Халат упал на пол. Прикосновение его кожи послало разряды молний к кончикам пальцев. Синий мрак ночи переполз в голову, затуманив мысли. И совершенно не хотелось думать о том, какое безумие мы совершаем. Может быть, Линсен играл со мной, как с очередной из любовниц. Может быть, завтрашнее утро изменит всё, и мы навек разойдёмся по разным колеям. Может быть… Только я знала одно: я никогда не буду каяться. Ни завтра, ни через неделю, ни перед лицом Покровителей, когда они приберут меня.
Линсен не скрывал опыта. Он слишком хорошо слышал моё тело. С каждым поцелуем он позволял себе всё больше, а я с благодарностью принимала его ласку. Он открывал мне новые грани наслаждения, о которых я могла думать, лишь краснея. То поднимал ввысь, почти доводя до оцепенения, то стремительно обрушивал вниз, но непременно подхватывал у самой земли. То вытягивал струной, то заставлял безвольно биться в его руках. Он уверенно вёл меня за собой в ускоряющемся танце. Перечёркивая прошлое, наполняя истомой, сбивая дыхание. Я царапала его спину, и раны тут же стягивались мягкими рубчиками. Кусала его плечи и проглатывала стоны.
– Кричи… Сирилла, – прошептал Линсен мне в ухо. – Пусть все слышат… что мы вместе…
Теплота накрыла ступни и побежала вверх. Глаза заволокла пульсирующая тьма. И когда мир исчез в ней совсем, рассыпавшись золотыми искрами, я закричала.
***
Полумрак был влажным, наполненным запахом лаванды и розовых лепестков. Тихий плеск расслаблял и убаюкивал. Под обогревателем, подающим в ванну тёплую воду, гудела печь. По углам трещали одинокие свечи, то разгораясь, как светляки, то стягиваясь в пляшущие точки.
Мы сидели по грудь в воде и молчали. Слова неожиданно потеряли ценность и смысл. Каждый по-своему переживал то, что произошло. Я не знала, о чём думал Линсен, но надеялась, что аура волшебства, спутавшая наши души, не рассеется с рассветом.
– Расскажи мне, – попросила я, поудобнее устраиваясь у него на плече.
– О том, почему я увлёкся вами, госпожа Альтеррони? – Линсен усмехнулся и заправил прядь мокрых волос мне за ухо.
Теперь я знала, откуда в нём эта дерзость. Виновата сумасбродная нефилимская кровь, пузырящаяся, как игристое, и то и дело бьющая в голову. Смелая кровь, берущая города.

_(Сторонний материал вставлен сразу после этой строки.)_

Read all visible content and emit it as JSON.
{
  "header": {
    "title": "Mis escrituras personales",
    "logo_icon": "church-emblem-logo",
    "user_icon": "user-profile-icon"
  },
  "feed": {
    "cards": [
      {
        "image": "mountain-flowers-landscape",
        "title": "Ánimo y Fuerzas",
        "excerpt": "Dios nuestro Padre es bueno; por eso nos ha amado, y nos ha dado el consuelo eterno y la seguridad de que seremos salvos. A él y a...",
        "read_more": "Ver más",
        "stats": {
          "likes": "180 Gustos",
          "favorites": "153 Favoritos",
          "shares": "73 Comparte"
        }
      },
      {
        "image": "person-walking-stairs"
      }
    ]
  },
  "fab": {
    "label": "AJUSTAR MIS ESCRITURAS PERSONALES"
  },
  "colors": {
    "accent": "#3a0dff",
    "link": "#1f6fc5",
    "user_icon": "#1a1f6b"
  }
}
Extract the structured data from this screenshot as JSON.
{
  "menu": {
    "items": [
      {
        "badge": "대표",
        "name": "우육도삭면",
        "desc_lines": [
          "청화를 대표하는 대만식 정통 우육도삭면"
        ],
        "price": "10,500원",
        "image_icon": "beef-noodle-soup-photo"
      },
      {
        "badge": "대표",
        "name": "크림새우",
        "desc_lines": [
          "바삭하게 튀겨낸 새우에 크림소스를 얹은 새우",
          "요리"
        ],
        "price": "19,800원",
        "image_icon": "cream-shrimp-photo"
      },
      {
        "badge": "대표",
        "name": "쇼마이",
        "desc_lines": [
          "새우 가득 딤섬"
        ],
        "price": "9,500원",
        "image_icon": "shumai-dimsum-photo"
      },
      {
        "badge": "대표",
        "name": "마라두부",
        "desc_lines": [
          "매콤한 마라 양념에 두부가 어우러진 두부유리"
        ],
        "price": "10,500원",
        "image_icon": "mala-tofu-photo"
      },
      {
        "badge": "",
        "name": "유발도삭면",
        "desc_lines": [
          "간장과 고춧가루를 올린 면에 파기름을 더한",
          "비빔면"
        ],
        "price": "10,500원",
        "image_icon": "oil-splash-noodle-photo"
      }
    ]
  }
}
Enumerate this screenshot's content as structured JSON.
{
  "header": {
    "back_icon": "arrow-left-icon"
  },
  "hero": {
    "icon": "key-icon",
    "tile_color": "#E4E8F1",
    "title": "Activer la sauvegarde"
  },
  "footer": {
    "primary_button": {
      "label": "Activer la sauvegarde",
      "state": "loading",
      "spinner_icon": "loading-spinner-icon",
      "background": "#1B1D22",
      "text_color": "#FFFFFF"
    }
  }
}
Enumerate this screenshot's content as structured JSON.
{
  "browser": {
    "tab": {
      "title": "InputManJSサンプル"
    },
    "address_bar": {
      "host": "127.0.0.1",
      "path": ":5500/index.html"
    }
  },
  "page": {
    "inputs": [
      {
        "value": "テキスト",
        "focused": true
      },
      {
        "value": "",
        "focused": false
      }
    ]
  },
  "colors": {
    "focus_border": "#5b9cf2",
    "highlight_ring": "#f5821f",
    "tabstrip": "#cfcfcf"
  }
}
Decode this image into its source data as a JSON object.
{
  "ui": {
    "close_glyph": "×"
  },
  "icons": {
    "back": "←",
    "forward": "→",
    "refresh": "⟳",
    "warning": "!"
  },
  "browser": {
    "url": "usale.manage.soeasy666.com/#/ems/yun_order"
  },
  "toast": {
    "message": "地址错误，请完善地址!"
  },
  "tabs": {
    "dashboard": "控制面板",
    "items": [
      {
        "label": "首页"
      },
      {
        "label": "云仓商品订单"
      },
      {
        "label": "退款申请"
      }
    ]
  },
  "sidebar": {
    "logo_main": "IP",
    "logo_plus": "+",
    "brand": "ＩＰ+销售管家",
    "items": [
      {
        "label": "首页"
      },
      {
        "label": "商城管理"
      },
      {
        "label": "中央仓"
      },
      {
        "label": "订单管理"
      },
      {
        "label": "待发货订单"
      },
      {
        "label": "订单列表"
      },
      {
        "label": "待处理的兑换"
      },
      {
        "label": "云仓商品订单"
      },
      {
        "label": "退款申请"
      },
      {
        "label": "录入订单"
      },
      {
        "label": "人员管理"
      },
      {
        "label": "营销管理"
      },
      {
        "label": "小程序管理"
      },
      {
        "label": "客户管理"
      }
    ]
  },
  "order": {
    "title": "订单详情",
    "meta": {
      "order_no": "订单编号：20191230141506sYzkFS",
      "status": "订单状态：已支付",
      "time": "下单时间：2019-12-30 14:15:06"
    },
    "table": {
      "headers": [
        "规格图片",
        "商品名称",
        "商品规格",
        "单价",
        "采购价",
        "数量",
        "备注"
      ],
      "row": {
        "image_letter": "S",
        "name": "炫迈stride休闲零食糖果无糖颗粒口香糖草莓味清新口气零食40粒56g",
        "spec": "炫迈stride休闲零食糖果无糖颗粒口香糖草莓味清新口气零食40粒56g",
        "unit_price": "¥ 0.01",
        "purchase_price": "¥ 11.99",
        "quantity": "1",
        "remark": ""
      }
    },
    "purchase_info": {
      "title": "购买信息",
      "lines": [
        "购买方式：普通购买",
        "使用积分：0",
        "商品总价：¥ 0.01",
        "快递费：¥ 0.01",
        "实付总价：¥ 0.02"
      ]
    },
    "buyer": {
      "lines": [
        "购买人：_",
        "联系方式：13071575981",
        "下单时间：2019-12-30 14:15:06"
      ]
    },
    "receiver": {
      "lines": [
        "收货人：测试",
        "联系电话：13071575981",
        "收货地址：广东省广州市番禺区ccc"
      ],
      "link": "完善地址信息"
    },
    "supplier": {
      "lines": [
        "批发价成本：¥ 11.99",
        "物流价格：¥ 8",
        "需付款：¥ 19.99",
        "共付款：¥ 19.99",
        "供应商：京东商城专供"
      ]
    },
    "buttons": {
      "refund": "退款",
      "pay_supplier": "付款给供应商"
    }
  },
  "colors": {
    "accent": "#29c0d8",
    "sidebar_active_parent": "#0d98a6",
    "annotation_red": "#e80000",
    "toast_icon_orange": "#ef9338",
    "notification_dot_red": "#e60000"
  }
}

– О твоих крыльях, – я мотнула головой и очертила его губы.
– Ты и сама всё видишь, – шепнул Линсен, и показал на рубчики от царапин на своём плече. Тонкие полоски таяли на глазах, оставляя после себя чистую кожу.
– Нет, – возразила я. – Я хочу знать всё. Зачем это сделали? Кто это сделал?
– Это нужно было для того, чтобы я выжил. Как ты ещё не поняла?
Его руки сомкнулись на моей талии, прижимая ещё крепче. На смену горячему желанию пришла нежность. Доверие, выворачивающее сердце наизнанку, от которого хотелось плакать.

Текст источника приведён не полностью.